I agree with the majority that
[t]he mandatory setoff of benefits provided, or required to be provided, by state or federal law is intended to prevent the recovery of benefits that duplicate benefits provided by the no-fault insurer, thereby preventing a double recovery. Jarosz v DAIIE, 418 Mich 565, 577; 345 NW2d 563 (1984); O’Donnell v State Farm Mutual Ins Co, 404 Mich 524, 544-545; 273 NW2d 829 (1979). [Ante, pp 476-477.]
*481There is no duplicate recovery by a no-fault insured to the extent he incurs reasonable attorney fees to recover social security benefits or, in another case, worker’s compensation benefits.
The majority appears to assume that Popma or his lawyer failed to avail themselves of an opportunity to obtain an award of attorney fees paid by the federal government. If that is so, I might agree with the majority, but I would not indulge that assumption absent record evidence that Popma or his lawyer failed to avail themselves of payment of the lawyer’s fee by the federal government. It would be appropriate to remand for a factual determination.
Mallett, J., concurred with Levin, J.

 Benefits provided or required to be provided under the laws of any state or the federal government shall be subtracted from *479the personal protection insurance benefits otherwise payable for the injury. [MCL 500.3109(1); MSA 24.13109(1).]

 Ante, p 474.

 See n 1.

 I agree with the majority, because the issue should be resolved as a matter of statutory construction, in rejecting Popma’s argument that he should be reimbursed for the attorney fees, as an exception to the American rule, out of the “common fund” created when he was awarded social security benefits.

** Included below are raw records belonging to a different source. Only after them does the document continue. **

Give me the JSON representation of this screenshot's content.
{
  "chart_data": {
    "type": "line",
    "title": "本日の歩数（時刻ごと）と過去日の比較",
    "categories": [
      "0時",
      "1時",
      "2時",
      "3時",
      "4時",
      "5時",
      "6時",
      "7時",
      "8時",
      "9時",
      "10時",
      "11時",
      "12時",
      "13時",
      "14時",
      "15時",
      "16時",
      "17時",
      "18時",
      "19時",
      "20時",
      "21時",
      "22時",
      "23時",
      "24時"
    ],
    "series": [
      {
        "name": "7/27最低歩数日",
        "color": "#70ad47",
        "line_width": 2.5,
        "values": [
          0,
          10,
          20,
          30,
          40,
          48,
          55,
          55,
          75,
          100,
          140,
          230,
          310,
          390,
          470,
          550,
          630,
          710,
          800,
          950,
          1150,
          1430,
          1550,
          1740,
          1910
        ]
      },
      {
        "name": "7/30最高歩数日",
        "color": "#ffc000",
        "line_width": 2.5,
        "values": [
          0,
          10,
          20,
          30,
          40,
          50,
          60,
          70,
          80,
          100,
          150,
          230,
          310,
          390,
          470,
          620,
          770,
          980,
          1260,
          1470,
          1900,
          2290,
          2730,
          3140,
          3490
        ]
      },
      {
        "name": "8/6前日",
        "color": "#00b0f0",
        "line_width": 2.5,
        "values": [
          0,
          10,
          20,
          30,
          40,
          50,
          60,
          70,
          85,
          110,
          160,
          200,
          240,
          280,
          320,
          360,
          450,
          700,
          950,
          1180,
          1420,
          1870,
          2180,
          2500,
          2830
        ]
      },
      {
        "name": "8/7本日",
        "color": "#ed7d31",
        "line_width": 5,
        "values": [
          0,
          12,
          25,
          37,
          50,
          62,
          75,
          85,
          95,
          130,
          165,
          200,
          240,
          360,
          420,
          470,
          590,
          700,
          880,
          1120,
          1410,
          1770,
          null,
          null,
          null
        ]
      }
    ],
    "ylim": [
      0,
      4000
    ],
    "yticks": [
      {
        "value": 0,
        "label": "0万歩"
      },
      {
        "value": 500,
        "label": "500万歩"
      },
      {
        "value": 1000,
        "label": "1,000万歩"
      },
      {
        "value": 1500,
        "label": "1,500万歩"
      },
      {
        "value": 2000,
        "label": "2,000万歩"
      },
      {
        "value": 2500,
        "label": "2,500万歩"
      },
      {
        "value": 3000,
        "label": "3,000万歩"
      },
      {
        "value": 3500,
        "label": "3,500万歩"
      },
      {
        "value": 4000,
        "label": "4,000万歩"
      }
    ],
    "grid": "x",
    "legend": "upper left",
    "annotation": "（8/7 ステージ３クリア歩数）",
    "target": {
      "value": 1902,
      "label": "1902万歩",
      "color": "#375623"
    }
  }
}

 O’Donnell v State Farm Mutual Automobile Ins Co, 404 Mich 524, 544; 273 NW2d 829 (1979); Jarosz v DAIIE, 418 Mich 565, 574-575; 345 NW2d 563 (1984). But see Jarosz v DAIIE, supra, p 592, n 13 (Levin, J., dissenting).

 See Davis v Auto-Owners Ins Co, 116 Mich App 402, 414; 323 NW2d 418 (1982) (quoting Perez v State Farm Mutual Automobile Ins Co, 105 Mich App 202, 208; 306 NW2d 451 [1981] [Burns, J., dissenting]).